The Bayer Sensor StrategyDecember 04, 2012
In this article we’d like to give an inside view on how most cameras acquire their images, using something called a “Bayer array” sensor. This will help put the approach into context, in addition to providing a foundation for future topics.
Digital sensors capture images using arrays of light-gathering wells or “photosites.” When the exposure starts, these are uncovered to collect photons of light; then, when the exposure ends, these are read as an electrical signal, quantified and stored as values in a digital file. To assess color, photosites typically also use filters to ensure that only one color is stored at a time (see monochrome vs. color sensors). What makes Bayer sensors unique is how these color filters are arranged:
Bayer sensors use a simple strategy: capture alternating red, green and blue colors at each photosite, and do so in a way that twice as many green photosites are recorded as either of the other two colors. Values from these photosites are then intelligently combined to produce full color pixels using a process called “demosaicing” (also called “debayer” in REDCINE-X).
Why this works so well, however, is based on a much deeper understanding of our visual system. The two key concepts are: (1) our eyes perceive a much higher brightness resolution than we do with color, and (2) green light contributes roughly twice as much to our perception of brightness than does the combined effect of red and blue. Allocating more photosites to green therefore produces a far better looking image than if each color were allocated equally.
Note: those with a video encoding background may want to try and apply the 4:2:2, 4:1:1, etc. categorizations to a Bayer sensor, but this terminology is intended for compression methodologies and final images, not the sensors themselves. A 4K Bayer sensor is capable of producing full 4K 4:4:4 RGB files, for example; 4:2:2 is what could be applied to this file afterwards.
A high quality image requires a sensor that measures all of the following as accurately as possible: (i) how much light is received, (ii) the color of this light, and (iii) precisely where this light hits the sensor. Improving upon these measurements yields better dynamic range (or noise), color accuracy and resolution, respectively. The problem is that, everything else being equal, trying to improve any property individually often comes at the expense of others:
For example, using additional red and blue filters at the expense of green gives more color resolution (which is less perceptible), but less brightness resolution (which is more perceptible). Alternatively, photosites without color filters don’t discard any light or require demosaicing, but these only yield a monochrome image. An optimally-designed sensor is therefore one that provides the best compromise for a given task.

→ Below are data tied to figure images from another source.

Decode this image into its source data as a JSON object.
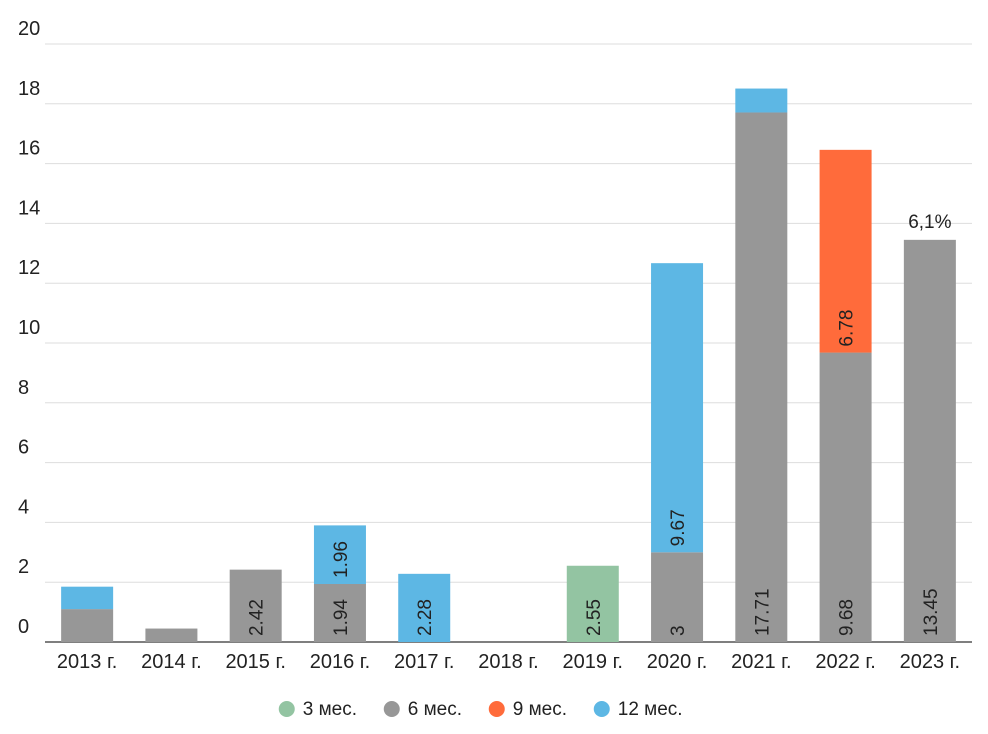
{
  "chart_data": {
    "type": "bar",
    "stacked": true,
    "categories": [
      "2013 г.",
      "2014 г.",
      "2015 г.",
      "2016 г.",
      "2017 г.",
      "2018 г.",
      "2019 г.",
      "2020 г.",
      "2021 г.",
      "2022 г.",
      "2023 г."
    ],
    "series": [
      {
        "name": "3 мес.",
        "color": "#93c4a2",
        "values": [
          0,
          0,
          0,
          0,
          0,
          0,
          2.55,
          0,
          0,
          0,
          0
        ],
        "labels": [
          "",
          "",
          "",
          "",
          "",
          "",
          "2.55",
          "",
          "",
          "",
          ""
        ]
      },
      {
        "name": "6 мес.",
        "color": "#979797",
        "values": [
          1.1,
          0.45,
          2.42,
          1.94,
          0,
          0,
          0,
          3,
          17.71,
          9.68,
          13.45
        ],
        "labels": [
          "",
          "",
          "2.42",
          "1.94",
          "",
          "",
          "",
          "3",
          "17.71",
          "9.68",
          "13.45"
        ]
      },
      {
        "name": "9 мес.",
        "color": "#ff6b3b",
        "values": [
          0,
          0,
          0,
          0,
          0,
          0,
          0,
          0,
          0,
          6.78,
          0
        ],
        "labels": [
          "",
          "",
          "",
          "",
          "",
          "",
          "",
          "",
          "",
          "6.78",
          ""
        ]
      },
      {
        "name": "12 мес.",
        "color": "#5db7e4",
        "values": [
          0.75,
          0,
          0,
          1.96,
          2.28,
          0,
          0,
          9.67,
          0.8,
          0,
          0
        ],
        "labels": [
          "",
          "",
          "",
          "1.96",
          "2.28",
          "",
          "",
          "9.67",
          "",
          "",
          ""
        ]
      }
    ],
    "annotations": [
      {
        "category": "2023 г.",
        "text": "6,1%"
      }
    ],
    "ylim": [
      0,
      20
    ],
    "yticks": [
      0,
      2,
      4,
      6,
      8,
      10,
      12,
      14,
      16,
      18,
      20
    ],
    "title": "",
    "xlabel": "",
    "ylabel": "",
    "grid": true,
    "legend_position": "bottom-center"
  }
}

However, the above photosite comparisons can also be misleading if taken in isolation. Ultimately, the technology and design behind a photosite is what matters most — particularly when comparing cameras across different generations. This is especially true when considering other properties such as noise and dynamic range.
Let’s take a look at the compromises made by the following alternative approaches:
1. Striped RGB. This groups three photosites into each pixel, similar to how the phosphors on older CRT televisions were arranged. The initial motivation was to be able to read these into RGB pixels directly, without the need for a demosaicing algorithm. However, without demosaicing, the actual resolution often ends up being less than a third of what the photosite count alone would lead one to believe. Furthermore, since each color is in a different position, these sensors are prone to rainbow artifacts when read into RGB values directly. Modern processor speeds have also made demosaicing much less time consuming.
2. Three-Chip RGB & Prism. These achieve the impressive feat of recording the precise location of each color of light without using color filters. However, this greatly increases costs by tripling the sensor area with three chips. To keep prices competitive, the size of each sensor is often reduced, but this ends up requiring non-standard lenses and reducing the light-gathering area. Using a prism to direct light also has the potential to introduce new image artifacts, since light may not refract as intended (depending on angle, path length and polarization).
3. Stacked RGB. While this might initially seem to be the ideal solution—by using a single sensor to record all three colors at each photosite—all current implementations have fallen far short of its theoretical benefits. A big reason is because these sensors have trouble distinguishing colors, since they work by assessing penetration into the photosite instead of using specially-designed color filters. As a result, these sensors require an internal saturation boost, which increases image noise (or requires detail-reducing noise reduction). Furthermore, the read-out rate of these sensors has yet to achieve standard video frame rates at normal broadcast resolutions.
In addition, although the last two examples might at first seem to capture a higher resolution than Bayer, this potential advantage is offset by the need for an anti-aliasing filter to achieve artifact-free video. In such cases, photosites are inefficiently allocated toward improving resolution, and could have been better utilized for other aspects of image capture, such as sensitivity or dynamic range.
Ultimately, the optimal strategy is the one that makes the most effective use of available photosites. Such a sensor would need to take into account how our eyes work by prioritizing brightness resolution over color resolution, while also capturing as high a resolution as possible without unnecessarily compromising dynamic range, noise or color accuracy. Thus far, Bayer sensors have been the best way of achieving these goals. They are capable of far surpassing the quality of film, have remained the dominant approach for over a decade, and are being continually improved.